While registering each image to the template, normcorre_batch.m calls read_file.m to read in a number of frames equal to bin_width, which defaults to 10 and which we frequently set to be much larger. Every time read_file.m is called (at least for TIFFs) it must first read all the IFDs, which can take around 1 minute each time for large TIFFs. If we've read the code correctly, this means for a 30,000-frame movie with bin_width set to 300, the IFDs are read 100X... normcorre would spend 100 minutes on unnecessary file I/O. It might be good to revise the related code to prevent these re-reads.

Thanks.

epnev commented 5 years ago

@ifittakesallnight The default the value for bin_width is actually 50 (even through the comments say 10). But I changed it to 200 since I agree with you that higher values can be used.

However, I'm not sure I agree with your timings there. When you're using the parallel version (and you're not loading the file in memory) each process will have to read the file independently and this happens every bin_width frames. However, some info about the file is only read just once (check e.g., line 24 in normcorre_batch) and then passed to all the processes. Each process will have to open the TIFF and read from it using that info and the majority of the time is actually used for reading the data using Matlab's internal TIFF library.

I did a small example with a 3000x512x512 file turning off parallelization and using bin_width=100. The read_file function was called 32 times for a total of 17 seconds and out of these 17s, 15s were spent on reading the actual data (see attached screenshot).

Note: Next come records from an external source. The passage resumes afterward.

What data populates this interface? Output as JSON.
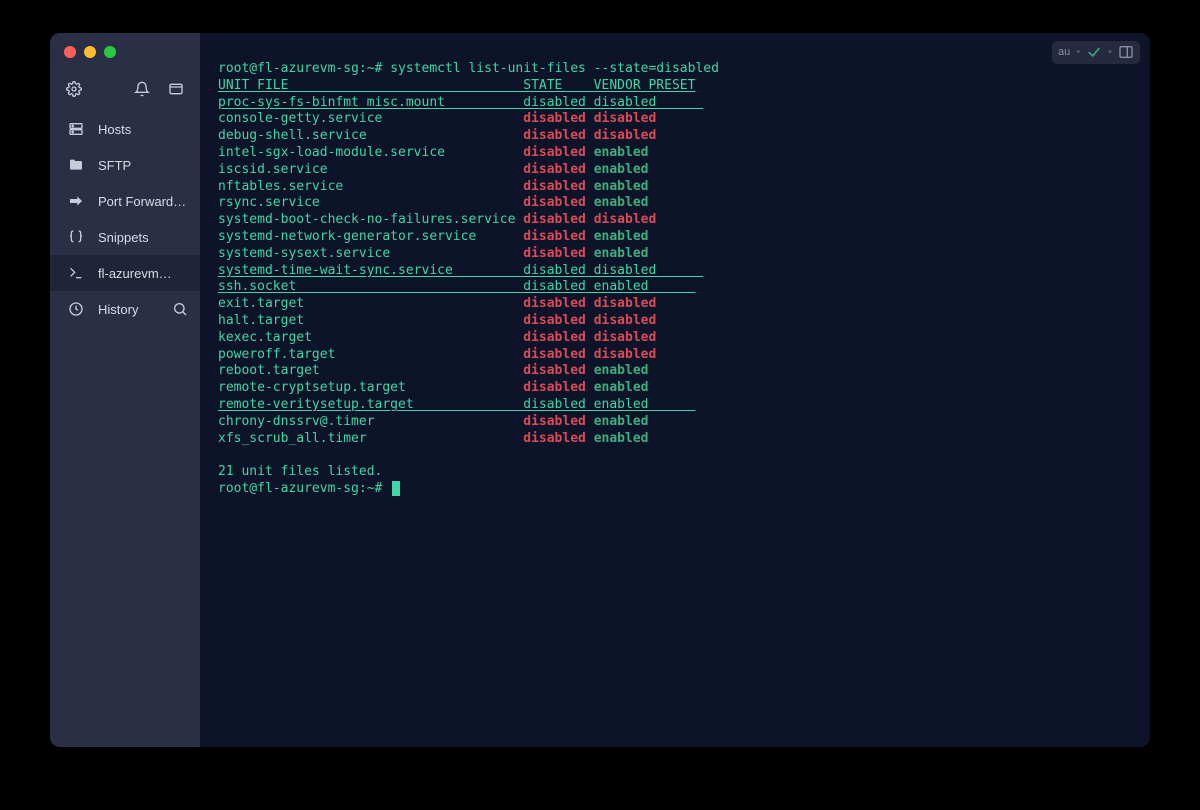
{
  "sidebar": {
    "items": [
      {
        "label": "Hosts"
      },
      {
        "label": "SFTP"
      },
      {
        "label": "Port Forwarding"
      },
      {
        "label": "Snippets"
      },
      {
        "label": "fl-azurevm…",
        "active": true
      },
      {
        "label": "History"
      }
    ]
  },
  "titlebar_badge": "au",
  "terminal": {
    "prompt": "root@fl-azurevm-sg:~#",
    "command": "systemctl list-unit-files --state=disabled",
    "header": {
      "unit": "UNIT FILE",
      "state": "STATE",
      "vendor": "VENDOR PRESET"
    },
    "rows": [
      {
        "unit": "proc-sys-fs-binfmt_misc.mount",
        "state": "disabled",
        "vendor": "disabled",
        "link": true
      },
      {
        "unit": "console-getty.service",
        "state": "disabled",
        "vendor": "disabled"
      },
      {
        "unit": "debug-shell.service",
        "state": "disabled",
        "vendor": "disabled"
      },
      {
        "unit": "intel-sgx-load-module.service",
        "state": "disabled",
        "vendor": "enabled"
      },
      {
        "unit": "iscsid.service",
        "state": "disabled",
        "vendor": "enabled"
      },
      {
        "unit": "nftables.service",
        "state": "disabled",
        "vendor": "enabled"
      },
      {
        "unit": "rsync.service",
        "state": "disabled",
        "vendor": "enabled"
      },
      {
        "unit": "systemd-boot-check-no-failures.service",
        "state": "disabled",
        "vendor": "disabled"
      },
      {
        "unit": "systemd-network-generator.service",
        "state": "disabled",
        "vendor": "enabled"
      },
      {
        "unit": "systemd-sysext.service",
        "state": "disabled",
        "vendor": "enabled"
      },
      {
        "unit": "systemd-time-wait-sync.service",
        "state": "disabled",
        "vendor": "disabled",
        "link": true
      },
      {
        "unit": "ssh.socket",
        "state": "disabled",
        "vendor": "enabled",
        "link": true
      },
      {
        "unit": "exit.target",
        "state": "disabled",
        "vendor": "disabled"
      },
      {
        "unit": "halt.target",
        "state": "disabled",
        "vendor": "disabled"
      },
      {
        "unit": "kexec.target",
        "state": "disabled",
        "vendor": "disabled"
      },
      {
        "unit": "poweroff.target",
        "state": "disabled",
        "vendor": "disabled"
      },
      {
        "unit": "reboot.target",
        "state": "disabled",
        "vendor": "enabled"
      },
      {
        "unit": "remote-cryptsetup.target",
        "state": "disabled",
        "vendor": "enabled"
      },
      {
        "unit": "remote-veritysetup.target",
        "state": "disabled",
        "vendor": "enabled",
        "link": true
      },
      {
        "unit": "chrony-dnssrv@.timer",
        "state": "disabled",
        "vendor": "enabled"
      },
      {
        "unit": "xfs_scrub_all.timer",
        "state": "disabled",
        "vendor": "enabled"
      }
    ],
    "footer": "21 unit files listed.",
    "col_unit_width": 39,
    "col_state_width": 9
  }
}
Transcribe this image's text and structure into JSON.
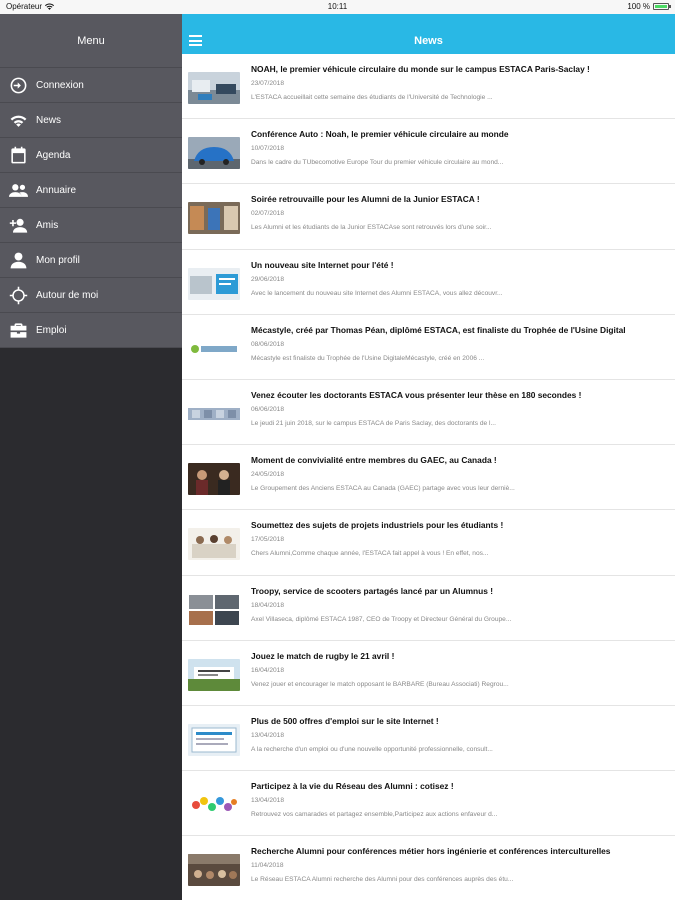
{
  "status_bar": {
    "carrier": "Opérateur",
    "time": "10:11",
    "battery": "100 %"
  },
  "sidebar": {
    "title": "Menu",
    "items": [
      {
        "label": "Connexion",
        "icon": "login-icon"
      },
      {
        "label": "News",
        "icon": "wifi-icon"
      },
      {
        "label": "Agenda",
        "icon": "calendar-icon"
      },
      {
        "label": "Annuaire",
        "icon": "group-icon"
      },
      {
        "label": "Amis",
        "icon": "add-friend-icon"
      },
      {
        "label": "Mon profil",
        "icon": "user-icon"
      },
      {
        "label": "Autour de moi",
        "icon": "crosshair-icon"
      },
      {
        "label": "Emploi",
        "icon": "briefcase-icon"
      }
    ]
  },
  "header": {
    "title": "News"
  },
  "news": [
    {
      "title": "NOAH, le premier véhicule circulaire du monde sur le campus ESTACA Paris-Saclay !",
      "date": "23/07/2018",
      "excerpt": "L'ESTACA accueillait cette semaine des étudiants de l'Université de Technologie ..."
    },
    {
      "title": "Conférence Auto : Noah, le premier véhicule circulaire au monde",
      "date": "10/07/2018",
      "excerpt": "Dans le cadre du TUbecomotive Europe Tour du premier véhicule circulaire au mond..."
    },
    {
      "title": "Soirée retrouvaille pour les Alumni de la Junior ESTACA !",
      "date": "02/07/2018",
      "excerpt": "Les Alumni et les étudiants de la Junior ESTACAse sont retrouvés lors d'une soir..."
    },
    {
      "title": "Un nouveau site Internet pour l'été !",
      "date": "29/06/2018",
      "excerpt": "Avec le lancement du nouveau site Internet des Alumni ESTACA, vous allez découvr..."
    },
    {
      "title": "Mécastyle, créé par Thomas Péan, diplômé ESTACA, est finaliste du Trophée de l'Usine Digital",
      "date": "08/06/2018",
      "excerpt": "Mécastyle est finaliste du Trophée de l'Usine DigitaleMécastyle, créé en 2006 ..."
    },
    {
      "title": "Venez écouter les doctorants ESTACA vous présenter leur thèse en 180 secondes !",
      "date": "06/06/2018",
      "excerpt": "Le jeudi 21 juin 2018, sur le campus ESTACA de Paris Saclay, des doctorants de l..."
    },
    {
      "title": "Moment de convivialité entre membres du GAEC, au Canada !",
      "date": "24/05/2018",
      "excerpt": "Le Groupement des Anciens ESTACA au Canada (GAEC) partage avec vous leur derniè..."
    },
    {
      "title": "Soumettez des sujets de projets industriels pour les étudiants !",
      "date": "17/05/2018",
      "excerpt": "Chers Alumni,Comme chaque année, l'ESTACA fait appel à vous ! En effet, nos..."
    },
    {
      "title": "Troopy, service de scooters partagés lancé par un Alumnus !",
      "date": "18/04/2018",
      "excerpt": "Axel Villaseca, diplômé ESTACA 1987, CEO de Troopy et Directeur Général du Groupe..."
    },
    {
      "title": "Jouez le match de rugby le 21 avril !",
      "date": "16/04/2018",
      "excerpt": "Venez jouer et encourager le match opposant le BARBARE (Bureau Associati) Regrou..."
    },
    {
      "title": "Plus de 500 offres d'emploi sur le site Internet !",
      "date": "13/04/2018",
      "excerpt": "A la recherche d'un emploi ou d'une nouvelle opportunité professionnelle, consult..."
    },
    {
      "title": "Participez à la vie du Réseau des Alumni : cotisez !",
      "date": "13/04/2018",
      "excerpt": "Retrouvez vos camarades et partagez ensemble,Participez aux actions enfaveur d..."
    },
    {
      "title": "Recherche Alumni pour conférences métier hors ingénierie et conférences interculturelles",
      "date": "11/04/2018",
      "excerpt": "Le Réseau ESTACA Alumni recherche des Alumni pour des conférences auprès des étu..."
    }
  ]
}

screen shot 2019-02-01 at 4 24 26 pm

If you think that a lot of time is spent in re-reading IFDs you can run the profiler (with parallelization turned off) and we could possibly get a better understanding.

ifittakesallnight commented 5 years ago

We'll check the timings and update you.

epnev commented 5 years ago

@ifittakesallnight One thing that might be happening is that your TIFFs are saved as a single page TIF as opposed to multi page. If this is happening, then you cannot index individual frames and every time you have to access a frame you more or less need to read the whole file. That could lead to the long reading times that you reported. ImageJ/FIJI save TIFFs that are larger than 4GB as a single page TIF so if your files are big, you should make sure that this is not happening.